THE OLDEST PAINTINGS EVER FOUND ON EARTH WERE NOT MADE BY HUMANS -- RESEARCH [View all]
PAUL PETTITT AND THE CONVERSATION
17 HOURS AGO
Neanderthals were producing non-figurative art tens of millennia before the arrival of Homo sapiens in Europe.
ONE OF THE most hotly debated questions in the history of Neanderthal research has been whether they created art. In the past few years, the consensus has become that they did, sometimes. But, like their relations at either end of the hominoid evolutionary tree, chimpanzees and Homo sapiens, Neanderthals behavior varied culturally from group to group and over time.

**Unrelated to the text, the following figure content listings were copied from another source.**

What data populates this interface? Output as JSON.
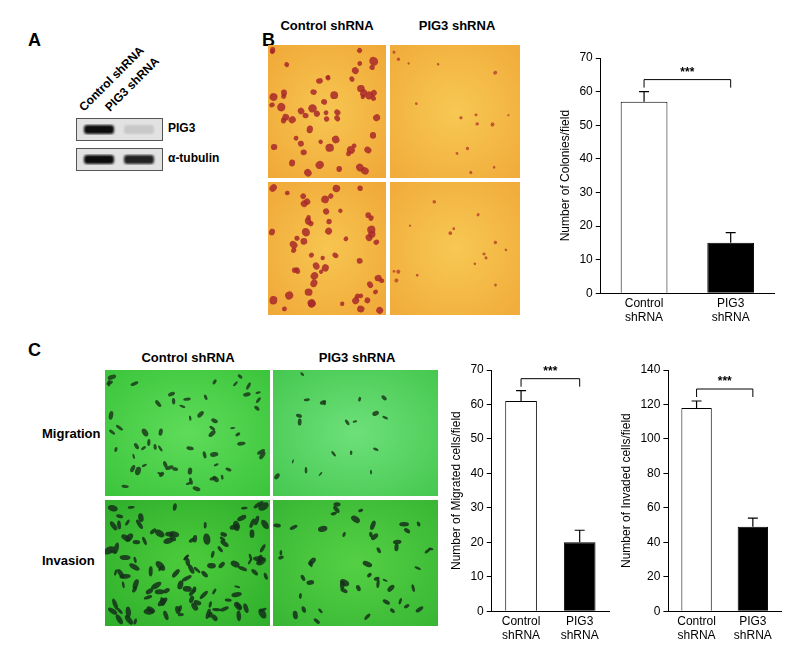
{
  "panels": {
    "A": {
      "label": "A",
      "lanes": [
        "Control shRNA",
        "PIG3 shRNA"
      ],
      "bands": [
        "PIG3",
        "α-tubulin"
      ]
    },
    "B": {
      "label": "B",
      "columns": [
        "Control shRNA",
        "PIG3 shRNA"
      ]
    },
    "C": {
      "label": "C",
      "columns": [
        "Control shRNA",
        "PIG3 shRNA"
      ],
      "rows": [
        "Migration",
        "Invasion"
      ]
    }
  },
  "chart_data": [
    {
      "type": "bar",
      "categories": [
        "Control shRNA",
        "PIG3 shRNA"
      ],
      "values": [
        57,
        15
      ],
      "errors": [
        3,
        3
      ],
      "colors": [
        "#ffffff",
        "#000000"
      ],
      "y_label": "Number of Colonies/field",
      "ylim": [
        0,
        70
      ],
      "yticks": [
        0,
        10,
        20,
        30,
        40,
        50,
        60,
        70
      ],
      "grid": false,
      "annotations": [
        {
          "text": "***",
          "from": "Control shRNA",
          "to": "PIG3 shRNA"
        }
      ]
    },
    {
      "type": "bar",
      "categories": [
        "Control shRNA",
        "PIG3 shRNA"
      ],
      "values": [
        61,
        20
      ],
      "errors": [
        3,
        3.5
      ],
      "colors": [
        "#ffffff",
        "#000000"
      ],
      "y_label": "Number of Migrated cells/field",
      "ylim": [
        0,
        70
      ],
      "yticks": [
        0,
        10,
        20,
        30,
        40,
        50,
        60,
        70
      ],
      "grid": false,
      "annotations": [
        {
          "text": "***",
          "from": "Control shRNA",
          "to": "PIG3 shRNA"
        }
      ]
    },
    {
      "type": "bar",
      "categories": [
        "Control shRNA",
        "PIG3 shRNA"
      ],
      "values": [
        118,
        49
      ],
      "errors": [
        4,
        5
      ],
      "colors": [
        "#ffffff",
        "#000000"
      ],
      "y_label": "Number of Invaded cells/field",
      "ylim": [
        0,
        140
      ],
      "yticks": [
        0,
        20,
        40,
        60,
        80,
        100,
        120,
        140
      ],
      "grid": false,
      "annotations": [
        {
          "text": "***",
          "from": "Control shRNA",
          "to": "PIG3 shRNA"
        }
      ]
    }
  ]
}
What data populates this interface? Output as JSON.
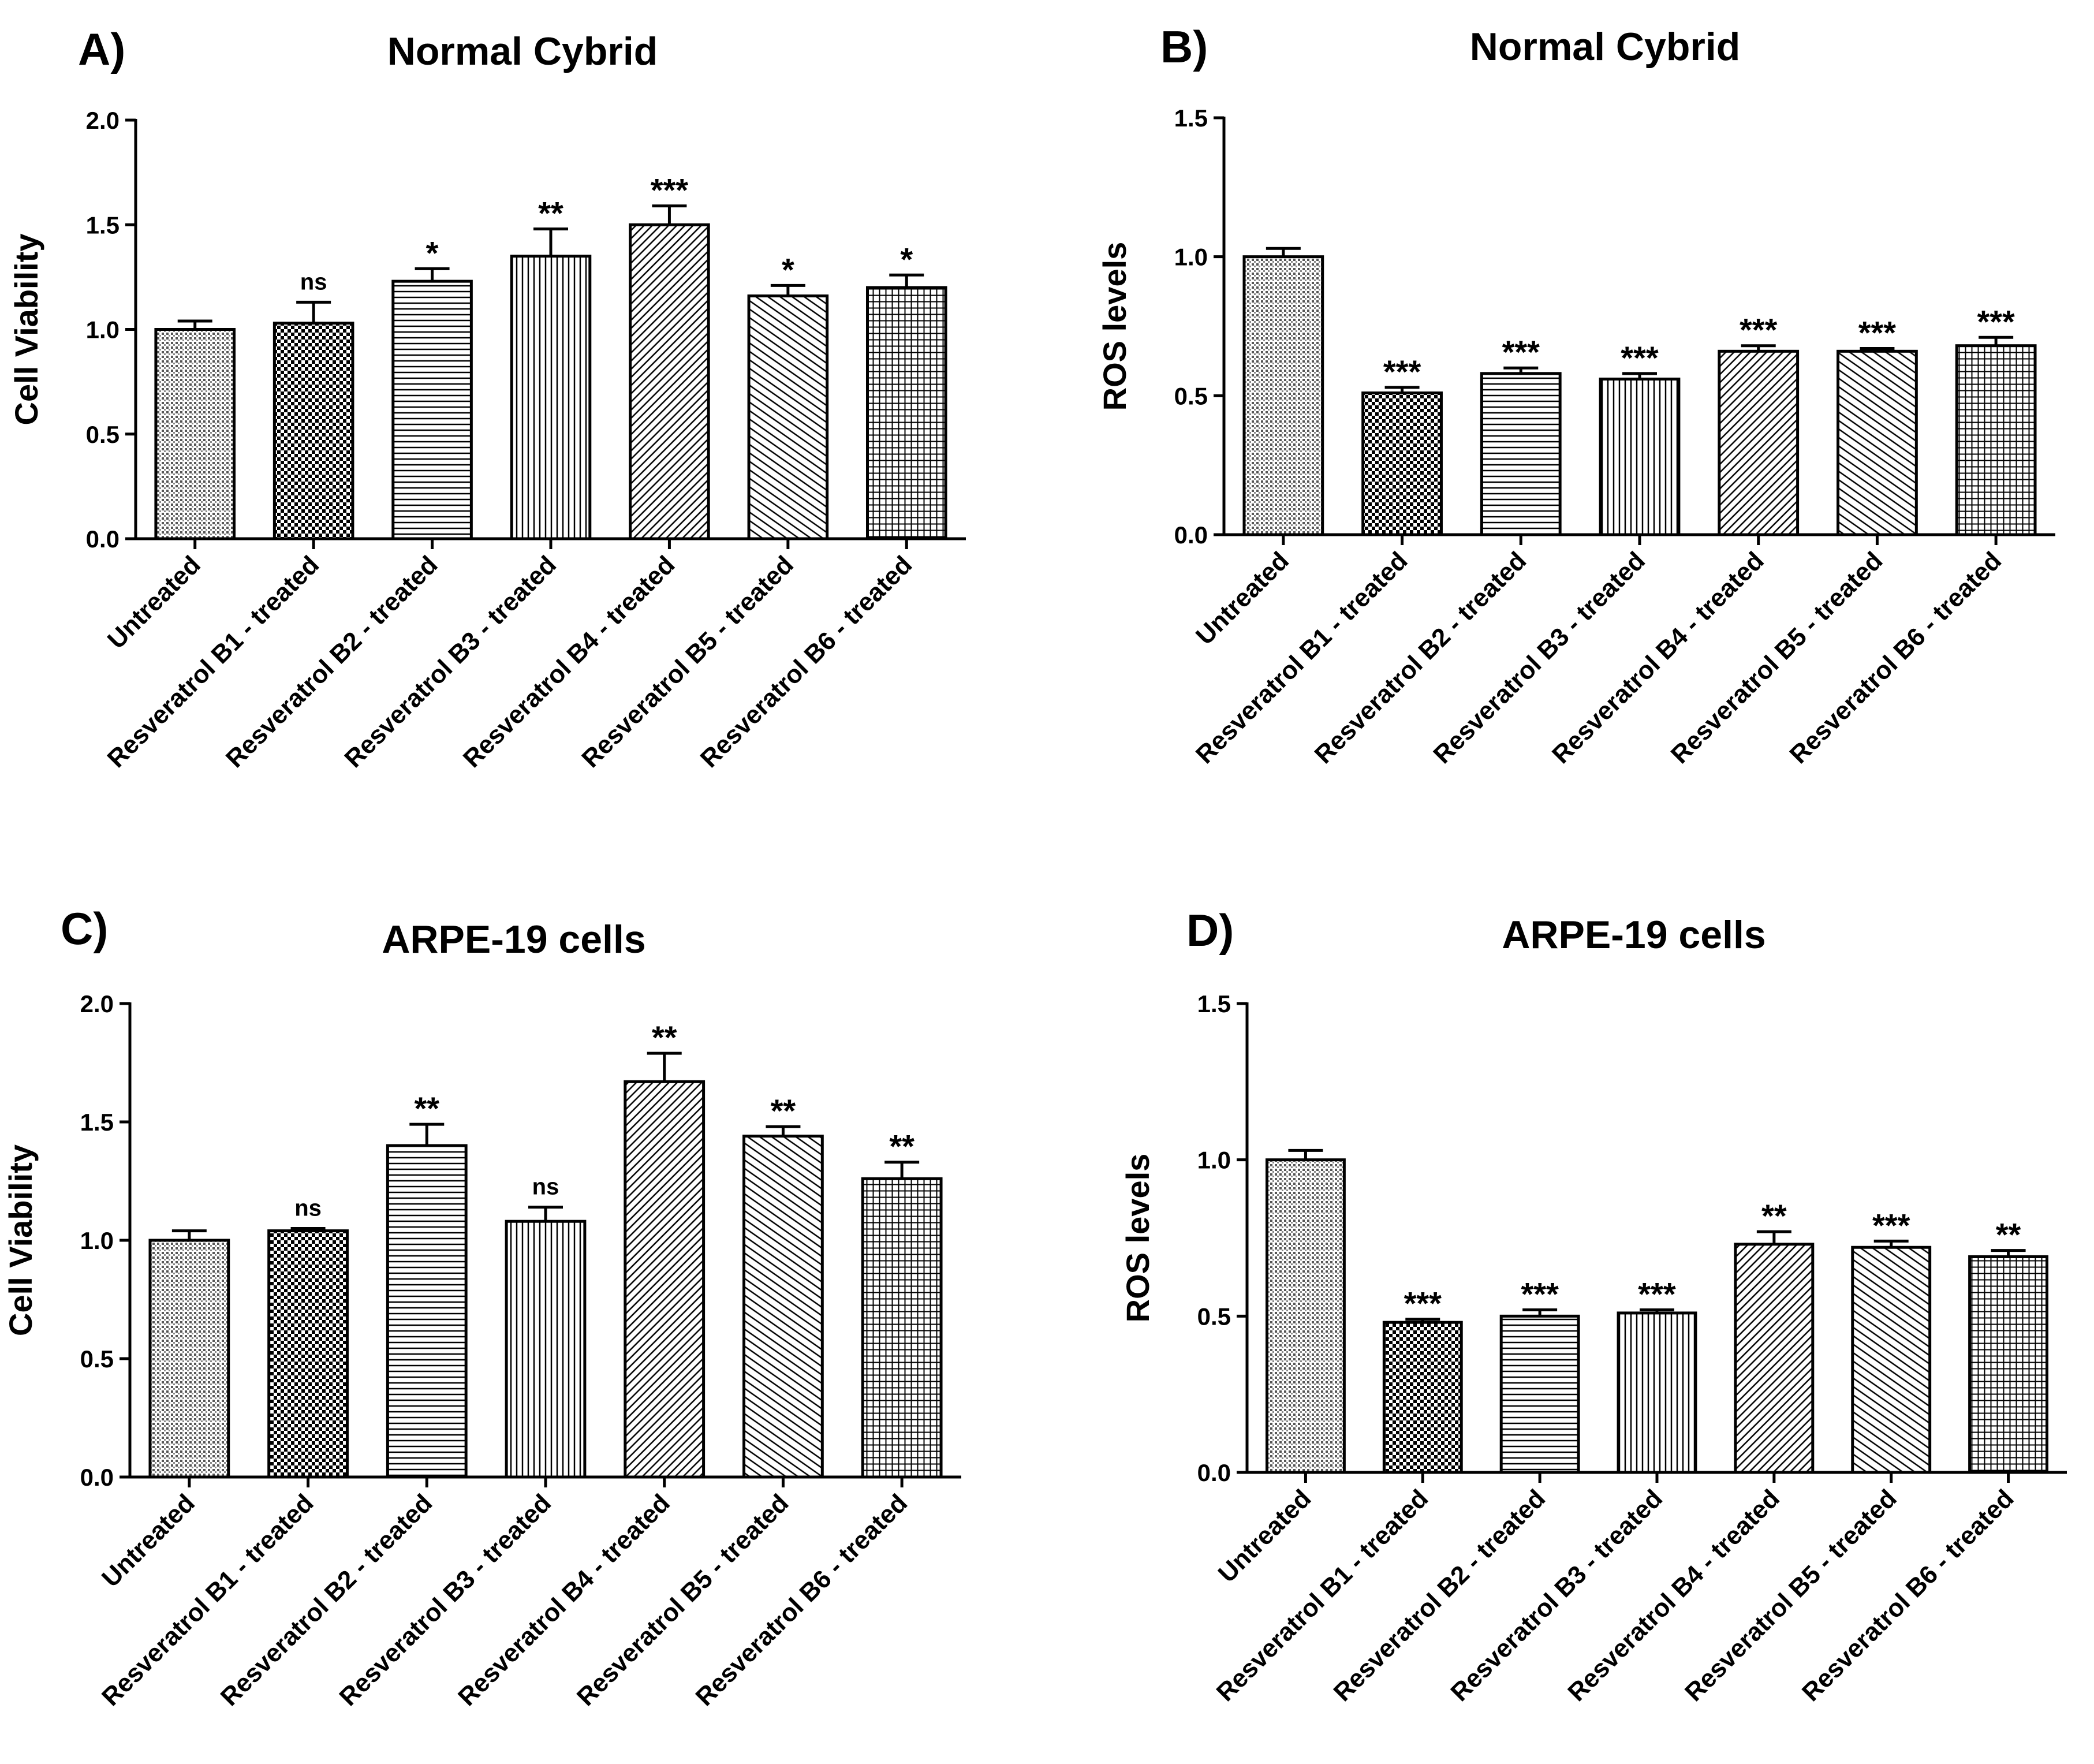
{
  "patterns": [
    "dots",
    "checker",
    "hlines",
    "vlines",
    "diag-fine",
    "diag-back",
    "grid"
  ],
  "categories": [
    "Untreated",
    "Resveratrol B1 - treated",
    "Resveratrol B2 - treated",
    "Resveratrol B3 - treated",
    "Resveratrol B4 - treated",
    "Resveratrol B5 - treated",
    "Resveratrol B6 - treated"
  ],
  "chart_data": [
    {
      "panel": "A)",
      "type": "bar",
      "title": "Normal Cybrid",
      "ylabel": "Cell Viability",
      "ylim": [
        0,
        2.0
      ],
      "yticks": [
        "0.0",
        "0.5",
        "1.0",
        "1.5",
        "2.0"
      ],
      "categories": [
        "Untreated",
        "Resveratrol B1 - treated",
        "Resveratrol B2 - treated",
        "Resveratrol B3 - treated",
        "Resveratrol B4 - treated",
        "Resveratrol B5 - treated",
        "Resveratrol B6 - treated"
      ],
      "values": [
        1.0,
        1.03,
        1.23,
        1.35,
        1.5,
        1.16,
        1.2
      ],
      "errors": [
        0.04,
        0.1,
        0.06,
        0.13,
        0.09,
        0.05,
        0.06
      ],
      "significance": [
        "",
        "ns",
        "*",
        "**",
        "***",
        "*",
        "*"
      ]
    },
    {
      "panel": "B)",
      "type": "bar",
      "title": "Normal Cybrid",
      "ylabel": "ROS levels",
      "ylim": [
        0,
        1.5
      ],
      "yticks": [
        "0.0",
        "0.5",
        "1.0",
        "1.5"
      ],
      "categories": [
        "Untreated",
        "Resveratrol B1 - treated",
        "Resveratrol B2 - treated",
        "Resveratrol B3 - treated",
        "Resveratrol B4 - treated",
        "Resveratrol B5 - treated",
        "Resveratrol B6 - treated"
      ],
      "values": [
        1.0,
        0.51,
        0.58,
        0.56,
        0.66,
        0.66,
        0.68
      ],
      "errors": [
        0.03,
        0.02,
        0.02,
        0.02,
        0.02,
        0.01,
        0.03
      ],
      "significance": [
        "",
        "***",
        "***",
        "***",
        "***",
        "***",
        "***"
      ]
    },
    {
      "panel": "C)",
      "type": "bar",
      "title": "ARPE-19 cells",
      "ylabel": "Cell Viability",
      "ylim": [
        0,
        2.0
      ],
      "yticks": [
        "0.0",
        "0.5",
        "1.0",
        "1.5",
        "2.0"
      ],
      "categories": [
        "Untreated",
        "Resveratrol B1 - treated",
        "Resveratrol B2 - treated",
        "Resveratrol B3 - treated",
        "Resveratrol B4 - treated",
        "Resveratrol B5 - treated",
        "Resveratrol B6 - treated"
      ],
      "values": [
        1.0,
        1.04,
        1.4,
        1.08,
        1.67,
        1.44,
        1.26
      ],
      "errors": [
        0.04,
        0.01,
        0.09,
        0.06,
        0.12,
        0.04,
        0.07
      ],
      "significance": [
        "",
        "ns",
        "**",
        "ns",
        "**",
        "**",
        "**"
      ]
    },
    {
      "panel": "D)",
      "type": "bar",
      "title": "ARPE-19 cells",
      "ylabel": "ROS levels",
      "ylim": [
        0,
        1.5
      ],
      "yticks": [
        "0.0",
        "0.5",
        "1.0",
        "1.5"
      ],
      "categories": [
        "Untreated",
        "Resveratrol B1 - treated",
        "Resveratrol B2 - treated",
        "Resveratrol B3 - treated",
        "Resveratrol B4 - treated",
        "Resveratrol B5 - treated",
        "Resveratrol B6 - treated"
      ],
      "values": [
        1.0,
        0.48,
        0.5,
        0.51,
        0.73,
        0.72,
        0.69
      ],
      "errors": [
        0.03,
        0.01,
        0.02,
        0.01,
        0.04,
        0.02,
        0.02
      ],
      "significance": [
        "",
        "***",
        "***",
        "***",
        "**",
        "***",
        "**"
      ]
    }
  ]
}
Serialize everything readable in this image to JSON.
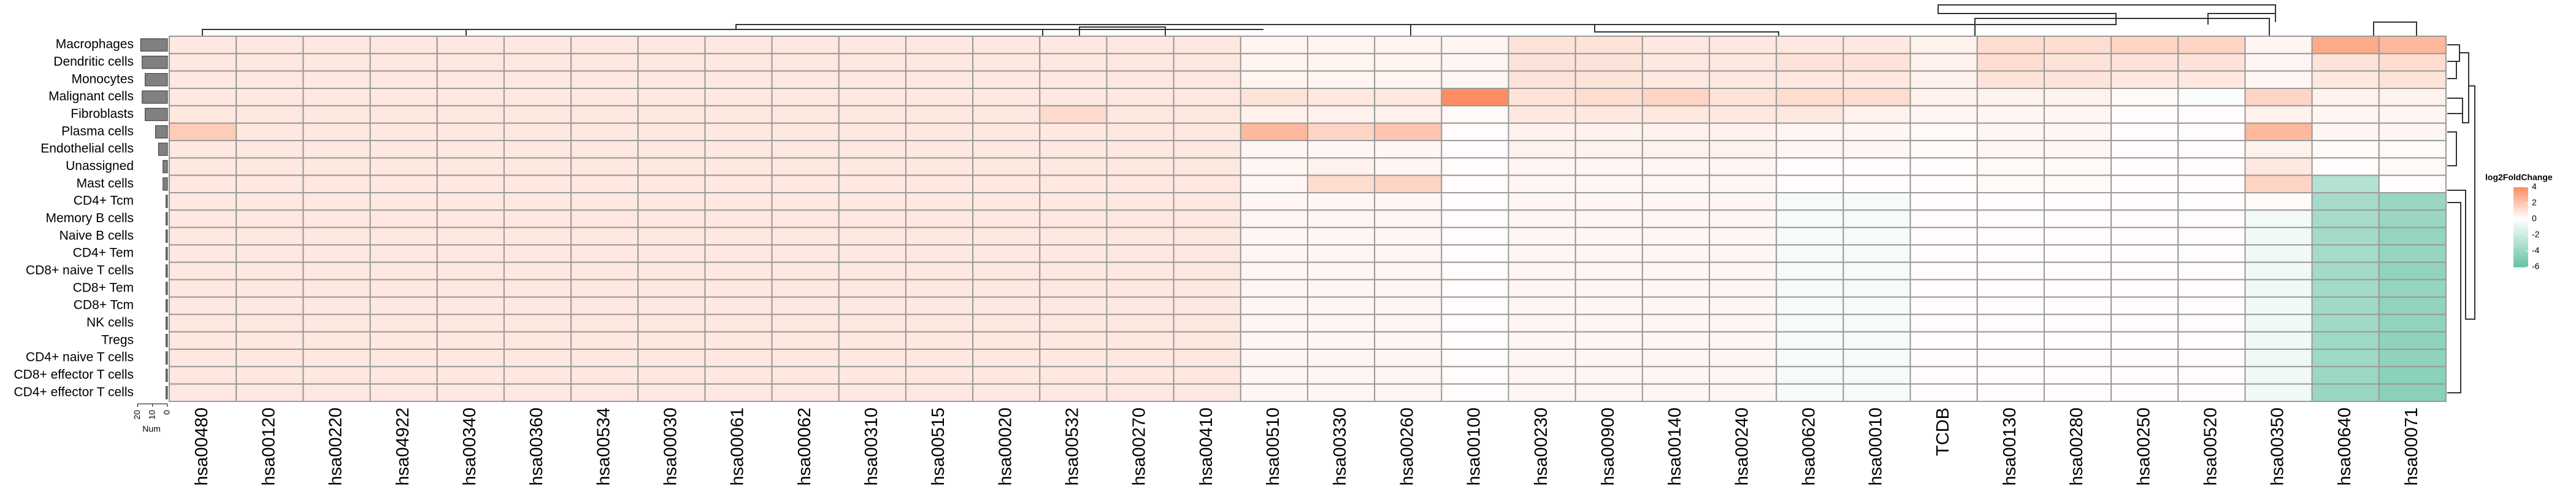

Their art was perhaps more abstract than the stereotypical figure and animal cave paintings Homo sapiens made after the Neanderthals disappeared about 30,000 years ago. But archaeologists are beginning to appreciate how creative Neanderthal art was in its own right.
Homo sapiens are thought to have evolved in Africa at least 315,000 years ago. Neanderthal populations in Europe have been traced back at least 400,000 years.
As early as 250,000 years ago, Neanderthals were mixing minerals such as haematite (ochre) and manganese with fluids to make red and black paints presumably to decorate the body and clothing.